At inaugural meeting, new CCC committee eyes extensions of license and badge durations, plus relaxed restrictions on loyalty programs and discounts
As we reported in December, the Massachusetts Cannabis Control Commission seems more motivated than ever before to speed things up. Which is not easy to do in an underfunded bureaucracy charged with regulating a growing new industry.
Commissioner Kimberly Roy said at the time, “As we move forward and we realize that some of the regulations that were in place made sense at the time, maybe no longer make sense or their utility has expired and maybe we can sunset some of these things.”
The obvious example cited was the notorious so-called two-driver rule, a mandate that effectively doubled primary labor costs. That long-looming hangnail, often referred to by CCC members as “low-hanging fruit,” was finally remedied last year, but countless other tedious unnecessary rules persist.

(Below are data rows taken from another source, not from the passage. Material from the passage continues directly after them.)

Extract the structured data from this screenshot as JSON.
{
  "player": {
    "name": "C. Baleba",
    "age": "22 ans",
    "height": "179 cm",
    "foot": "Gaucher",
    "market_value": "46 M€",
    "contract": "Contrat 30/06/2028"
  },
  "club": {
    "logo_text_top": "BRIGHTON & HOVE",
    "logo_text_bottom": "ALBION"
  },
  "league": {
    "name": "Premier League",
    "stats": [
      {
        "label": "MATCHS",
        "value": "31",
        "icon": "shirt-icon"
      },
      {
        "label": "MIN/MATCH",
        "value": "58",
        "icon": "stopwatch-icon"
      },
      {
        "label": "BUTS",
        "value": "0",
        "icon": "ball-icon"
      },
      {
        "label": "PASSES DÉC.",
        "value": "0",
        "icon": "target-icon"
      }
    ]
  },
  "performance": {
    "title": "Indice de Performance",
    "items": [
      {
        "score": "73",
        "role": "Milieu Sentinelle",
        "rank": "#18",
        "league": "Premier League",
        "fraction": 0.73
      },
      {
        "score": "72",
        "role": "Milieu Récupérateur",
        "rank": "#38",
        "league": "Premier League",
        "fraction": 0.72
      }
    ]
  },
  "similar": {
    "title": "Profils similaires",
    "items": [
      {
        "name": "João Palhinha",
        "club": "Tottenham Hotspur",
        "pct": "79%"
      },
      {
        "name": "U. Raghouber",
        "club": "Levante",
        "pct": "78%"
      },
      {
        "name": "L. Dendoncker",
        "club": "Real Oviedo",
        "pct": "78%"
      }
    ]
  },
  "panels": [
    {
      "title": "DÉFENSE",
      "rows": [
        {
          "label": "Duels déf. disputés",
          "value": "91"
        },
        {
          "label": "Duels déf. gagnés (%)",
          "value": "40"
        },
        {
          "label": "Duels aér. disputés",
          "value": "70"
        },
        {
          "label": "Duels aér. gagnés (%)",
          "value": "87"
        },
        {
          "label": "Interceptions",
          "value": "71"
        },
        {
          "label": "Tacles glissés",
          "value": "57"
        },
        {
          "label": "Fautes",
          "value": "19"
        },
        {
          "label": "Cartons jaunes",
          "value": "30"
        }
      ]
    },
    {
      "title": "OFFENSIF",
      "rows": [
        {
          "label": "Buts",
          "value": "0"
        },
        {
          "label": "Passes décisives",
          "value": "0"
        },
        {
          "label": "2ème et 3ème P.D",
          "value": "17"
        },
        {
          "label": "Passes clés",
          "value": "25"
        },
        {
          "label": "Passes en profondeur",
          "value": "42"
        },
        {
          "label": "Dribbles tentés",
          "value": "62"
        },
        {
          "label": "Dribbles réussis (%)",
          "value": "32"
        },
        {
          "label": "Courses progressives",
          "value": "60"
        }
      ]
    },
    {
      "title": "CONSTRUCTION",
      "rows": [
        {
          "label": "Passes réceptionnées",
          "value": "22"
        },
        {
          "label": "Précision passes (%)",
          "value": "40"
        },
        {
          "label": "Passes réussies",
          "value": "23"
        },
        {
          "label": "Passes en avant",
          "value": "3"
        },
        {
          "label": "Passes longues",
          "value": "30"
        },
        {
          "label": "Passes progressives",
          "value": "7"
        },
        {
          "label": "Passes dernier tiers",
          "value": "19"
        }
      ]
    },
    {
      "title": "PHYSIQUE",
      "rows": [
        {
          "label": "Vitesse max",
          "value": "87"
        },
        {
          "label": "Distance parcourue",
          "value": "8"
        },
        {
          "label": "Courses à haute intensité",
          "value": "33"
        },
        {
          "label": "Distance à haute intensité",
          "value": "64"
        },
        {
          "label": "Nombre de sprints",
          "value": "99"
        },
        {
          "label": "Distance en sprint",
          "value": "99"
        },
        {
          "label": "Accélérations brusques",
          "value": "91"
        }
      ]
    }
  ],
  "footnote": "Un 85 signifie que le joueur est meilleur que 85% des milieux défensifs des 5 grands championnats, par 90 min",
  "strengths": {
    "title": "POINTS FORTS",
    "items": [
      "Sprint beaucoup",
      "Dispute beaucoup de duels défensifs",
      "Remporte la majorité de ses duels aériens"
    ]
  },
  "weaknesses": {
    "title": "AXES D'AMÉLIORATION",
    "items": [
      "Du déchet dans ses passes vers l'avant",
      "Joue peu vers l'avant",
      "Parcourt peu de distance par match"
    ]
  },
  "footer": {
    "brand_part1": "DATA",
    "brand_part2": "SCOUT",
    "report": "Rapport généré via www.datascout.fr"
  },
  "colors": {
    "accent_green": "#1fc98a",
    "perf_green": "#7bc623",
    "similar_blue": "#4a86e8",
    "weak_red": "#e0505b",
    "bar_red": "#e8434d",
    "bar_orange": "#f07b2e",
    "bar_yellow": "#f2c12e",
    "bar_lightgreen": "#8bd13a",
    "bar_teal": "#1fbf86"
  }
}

To address those issues, the CCC established an ambitious Red Tape Removal Committee. Prescribed to include six CCC staff members, including the chief of staff and chief technology and information officer, the body also has members from outside of the agency. The list of stakeholders specifically identified include advocates such as Kevin Gilnack from Equitable Opportunities Now, David O’Brien from the Massachusetts Cannabis Business Association, and Ryan Dominguez, executive director of the Massachusetts Cannabis Coalition. Other participants span cultivators to delivery operators.
First meeting of the working group
On Jan. 21, 35 members of the Red Tape Removal Working Group met at CCC headquarters in Worcester. Sponsored by Chair Shannon O’Brien and Commissioner Roy, it was attended by six commission staffers, the “project team,” and 27 individuals comprising the “consulting team.” The latter, according to the CCC, “is comprised of Independent Testing Laboratories, Retailers, Product
Manufacturers, Marijuana Treatment Centers, Indoor and Outdoor Cultivators, Delivery
Operators, Advocacy Organizations.”
Per CCC public meeting documents, “Working Group Members discussed the rationale behind previously submitted recommendations.” The resulting “top five from the meeting per consensus” were:
- Agent badging. Licensees have long requested reforms to a system that requires employees of businesses with multiple licenses to need several costly agent registrations. Members are specifically recommending that the cadence of badging at least be slowed from annually to every three years.
- Responsible Vendor Training. They’re also recommending that employees should only be required to update their RVT certification every three years instead of every year.
- License renewals. Members of the working group are pushing for license renewals to go from annual to biannual.
- Retail ID checks. At long last, they’re asking that consumers don’t have to show their license twice in a dispensary, sometimes within a matter of seconds at different counters.
- Discounts and loyalty programs. Put simply, members want to be able to offer some of the same kinds of deals as every other business in the Bay State, instead of licensees having to look over their shoulder for a CCC inspector every time they lower prices.
Origins of the RTRC
The formation of a Red Tape Removal Committee was originally discussed at the commission’s meeting on Oct. 15. Moving forward, the plan is for members to review input and generate formal recommendations by June 30, 2026.
“We would like to move more quickly on this, but that gives us a hard stop that we need to get this done,” Chair O’Brien said. In a more mature market than ever imagined with over 500 dispensaries statewide, she and others spoke bluntly about the challenges of catching up with the current industry.
“The concept came to me, not my own, but just after having done so many rounds meeting with stakeholders.” Commissioner Roy spoke about the formation of the streamlining posse at the October meeting: “This is a highly regulated, highly taxed, very challenging environment. … We’re looking at regulations now, and it’s time to evaluate the utility on some of these to see if there is still utility and if there isn’t, then perhaps [the CCC should be] … relaxing or revising some of these regulations that really no longer make sense.”
In October, commissioners voted to create the committee but the draft motion was not specific about who would be in the new group. At the December meeting, members amended the earlier motion with more specificity about potential membership.